Conseils pratiques pour s’abonner, organiser et tirer le meilleur parti des flux RSS
Pour commencer à suivre un flux RSS, il faut d’abord sélectionner un lecteur RSS adapté : application mobile, interface web ou solution auto-hébergée. Certains services misent sur l’efficacité et l’approche épurée, d’autres visent les utilisateurs qui aiment classer et personnaliser leur veille de fond en comble.

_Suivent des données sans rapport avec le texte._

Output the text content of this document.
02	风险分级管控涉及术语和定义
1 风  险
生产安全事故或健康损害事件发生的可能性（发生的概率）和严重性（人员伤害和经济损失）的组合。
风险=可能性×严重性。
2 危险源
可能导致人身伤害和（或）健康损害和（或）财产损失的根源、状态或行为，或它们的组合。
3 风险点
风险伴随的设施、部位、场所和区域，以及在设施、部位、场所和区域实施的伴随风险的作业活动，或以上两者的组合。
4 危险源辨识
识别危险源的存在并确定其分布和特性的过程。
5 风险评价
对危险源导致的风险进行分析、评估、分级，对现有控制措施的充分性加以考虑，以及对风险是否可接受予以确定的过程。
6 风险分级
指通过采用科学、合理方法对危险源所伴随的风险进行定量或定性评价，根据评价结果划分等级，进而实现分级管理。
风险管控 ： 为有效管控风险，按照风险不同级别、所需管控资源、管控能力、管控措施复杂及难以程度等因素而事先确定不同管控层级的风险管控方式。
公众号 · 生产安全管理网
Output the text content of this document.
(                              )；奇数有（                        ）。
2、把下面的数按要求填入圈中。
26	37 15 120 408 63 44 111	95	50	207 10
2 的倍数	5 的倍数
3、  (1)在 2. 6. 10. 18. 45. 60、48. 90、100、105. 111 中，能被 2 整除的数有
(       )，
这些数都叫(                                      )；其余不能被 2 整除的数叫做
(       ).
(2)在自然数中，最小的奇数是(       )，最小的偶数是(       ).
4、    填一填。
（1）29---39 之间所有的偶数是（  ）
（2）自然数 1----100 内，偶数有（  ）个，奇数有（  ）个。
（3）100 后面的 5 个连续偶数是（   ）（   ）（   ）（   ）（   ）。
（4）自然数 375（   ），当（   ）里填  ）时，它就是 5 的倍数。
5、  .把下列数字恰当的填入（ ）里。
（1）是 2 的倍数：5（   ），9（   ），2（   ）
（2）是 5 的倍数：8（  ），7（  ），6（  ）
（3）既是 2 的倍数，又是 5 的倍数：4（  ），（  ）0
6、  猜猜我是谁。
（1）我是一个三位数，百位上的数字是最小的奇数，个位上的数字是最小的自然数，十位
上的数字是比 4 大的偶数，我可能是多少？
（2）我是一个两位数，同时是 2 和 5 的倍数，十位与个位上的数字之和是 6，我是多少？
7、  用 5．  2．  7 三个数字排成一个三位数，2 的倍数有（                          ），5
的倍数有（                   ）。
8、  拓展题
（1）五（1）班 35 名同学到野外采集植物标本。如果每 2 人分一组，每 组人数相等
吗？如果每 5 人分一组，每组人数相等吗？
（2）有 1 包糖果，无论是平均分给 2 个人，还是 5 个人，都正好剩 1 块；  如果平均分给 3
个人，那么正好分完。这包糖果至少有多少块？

Reste à trouver l’URL du flux RSS sur le site voulu. Parfois signalée par la célèbre icône orange, parfois cachée dans le code source ou trouvée via une extension de navigateur, elle se colle ensuite dans le lecteur choisi : la synchronisation démarre, tous les nouveaux articles arrivent automatiquement.
Un minimum d’organisation permet d’éviter l’effet catalogue géant. Classer les flux thématiquement (actualités, sciences, secteur professionnel, podcasts, etc.) simplifie la consultation quotidienne. Les lecteurs modernes proposent aussi des tags ou dossiers, chacun pouvant filtrer, étiqueter ou hiérarchiser en fonction de ses priorités. Avec des règles personnalisées ou des mots-clés, il devient facile d’ignorer le superflu au profit de l’essentiel.
Pour les utilisateurs avancés, le RSS se relie parfaitement à des outils d’automatisation comme IFTTT ou Zapier. Il devient alors possible de recevoir des alertes, d’archiver des contenus, voire de déclencher des actions dès la publication d’un nouvel article. Certains lecteurs autorisent même l’export de ses abonnements sous forme de newsletters façonnées à façon.
Enfin, les extensions de navigateur simplifient le repérage des flux sur le web, même quand les éditeurs les rendent moins évidents à trouver. Prendre le temps d’explorer différents lecteurs, d’expérimenter les options de filtrage, d’ajuster ses dossiers… c’est la clé pour bâtir une routine de veille vraiment sur-mesure.
Le RSS n’a pas tiré sa révérence en 2023. S’il s’éclipse du radar du grand public, il résiste et s’adapte, loin des caméras. Peut-être sommes-nous à l’aube d’un vrai retour de l’info choisie, maîtrisée, arrachée aux tiroirs secrets des algorithmes.